이야기박스
Hadoop 시리즈. Hadoop3 설치하기 - 기본 설치 본문
이전 포스팅에서 하둡, 특히 HDFS란 무엇인가에 대해서 가볍게 알아보았다면, 이번에는 직접 설치해여 몸으로 하둡을 겪어보려고 합니다.
포스팅을 구성하면서 어떤 하둡을 설치해볼지 고민을 많이 했었습니다.
CDH? HDP?
여러 고민을 하다가 기초 학습을 위해서 오픈소스로 나와있는 Apache Hadoop을 설치해보기로 결정하였습니다.
특히, 최근에 화두로 떠오르고 있는 Hadoop3을 설치해보기로 하였습니다 ㅎㅎ
시스템 구조
Master Node 3ea, Worker Node 3ea. 총 6개의 노드로 하둡 클러스터를 구성해보려고 합니다.
노드 | 역할 | 비고 |
story-hadoop-master01 | Active Namenode | |
story-hadoop-master02 | Standby Namenode | |
story-hadoop-master03 | Standby Namenode | Observer Node 테스트 예정 |
story-hadoop-worker01 | Datanode | |
story-hadoop-worker02 | Datanode | |
story-hadoop-worker03 | Datanode |
# Namenode HA, 3ea?
Hadoop3에서부터 3개 이상의 Namenode 구성이 가능해졌습니다. 그러므로 이번 포스팅에서는 3개의 네임노드 구성을 진행해볼 예정입니다. ㅎㅎ
문서를 가볍게 살펴보다보니 아래 문구가 있네요.
Note: The minimum number of NameNodes for HA is two, but you can configure more.

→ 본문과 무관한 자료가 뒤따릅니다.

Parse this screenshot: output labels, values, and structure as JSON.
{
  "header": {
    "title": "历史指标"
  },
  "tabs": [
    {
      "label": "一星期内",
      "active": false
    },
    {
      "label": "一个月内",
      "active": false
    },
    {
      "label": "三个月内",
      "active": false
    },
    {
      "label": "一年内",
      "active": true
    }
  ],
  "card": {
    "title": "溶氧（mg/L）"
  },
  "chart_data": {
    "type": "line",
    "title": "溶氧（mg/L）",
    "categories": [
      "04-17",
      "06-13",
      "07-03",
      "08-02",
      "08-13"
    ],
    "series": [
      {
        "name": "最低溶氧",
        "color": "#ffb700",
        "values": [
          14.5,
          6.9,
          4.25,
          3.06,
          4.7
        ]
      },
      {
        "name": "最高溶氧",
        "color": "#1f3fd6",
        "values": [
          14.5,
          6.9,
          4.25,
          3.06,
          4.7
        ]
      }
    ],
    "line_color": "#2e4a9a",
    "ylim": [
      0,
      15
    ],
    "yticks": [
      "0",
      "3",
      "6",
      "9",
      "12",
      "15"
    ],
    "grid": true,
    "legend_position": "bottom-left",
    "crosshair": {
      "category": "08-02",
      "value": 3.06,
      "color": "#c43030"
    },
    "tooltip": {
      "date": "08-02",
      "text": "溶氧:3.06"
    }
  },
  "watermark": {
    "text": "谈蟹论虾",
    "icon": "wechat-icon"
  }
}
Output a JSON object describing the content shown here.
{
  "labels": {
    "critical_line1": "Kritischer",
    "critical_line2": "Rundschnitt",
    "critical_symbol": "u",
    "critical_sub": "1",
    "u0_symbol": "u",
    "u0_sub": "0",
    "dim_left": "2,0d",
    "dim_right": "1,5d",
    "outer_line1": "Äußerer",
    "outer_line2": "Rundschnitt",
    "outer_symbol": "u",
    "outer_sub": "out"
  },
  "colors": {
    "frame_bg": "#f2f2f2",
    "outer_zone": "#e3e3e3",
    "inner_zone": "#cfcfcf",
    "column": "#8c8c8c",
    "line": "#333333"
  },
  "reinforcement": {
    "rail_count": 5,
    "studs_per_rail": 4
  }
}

Its suggested to not exceed 5 - with a recommended 3 NameNodes - due to communication overheads.
오버헤드로 인해서 5개 이상의 네임노드 구성은 지양해야 할 것 같습니다.
# Observer Namenode?
저도 처음 접해본 개념입니다.
간략하게 문서를 읽어보니, Observer Namenode란 Active Namenode의 Read 동작에서 발생하는 오버헤드를 줄여주는 시스템 인 것 같습니다.
NOTE: the feature for Observer NameNode to participate in failover is not implemented yet. Therefore, as described in the next section, you should only use transitionToObserver to bring up an observer and put it outside the ZooKeeper controlled failover group. You should not use transitionToStandby since the host for the Observer NameNode cannot have ZKFC running.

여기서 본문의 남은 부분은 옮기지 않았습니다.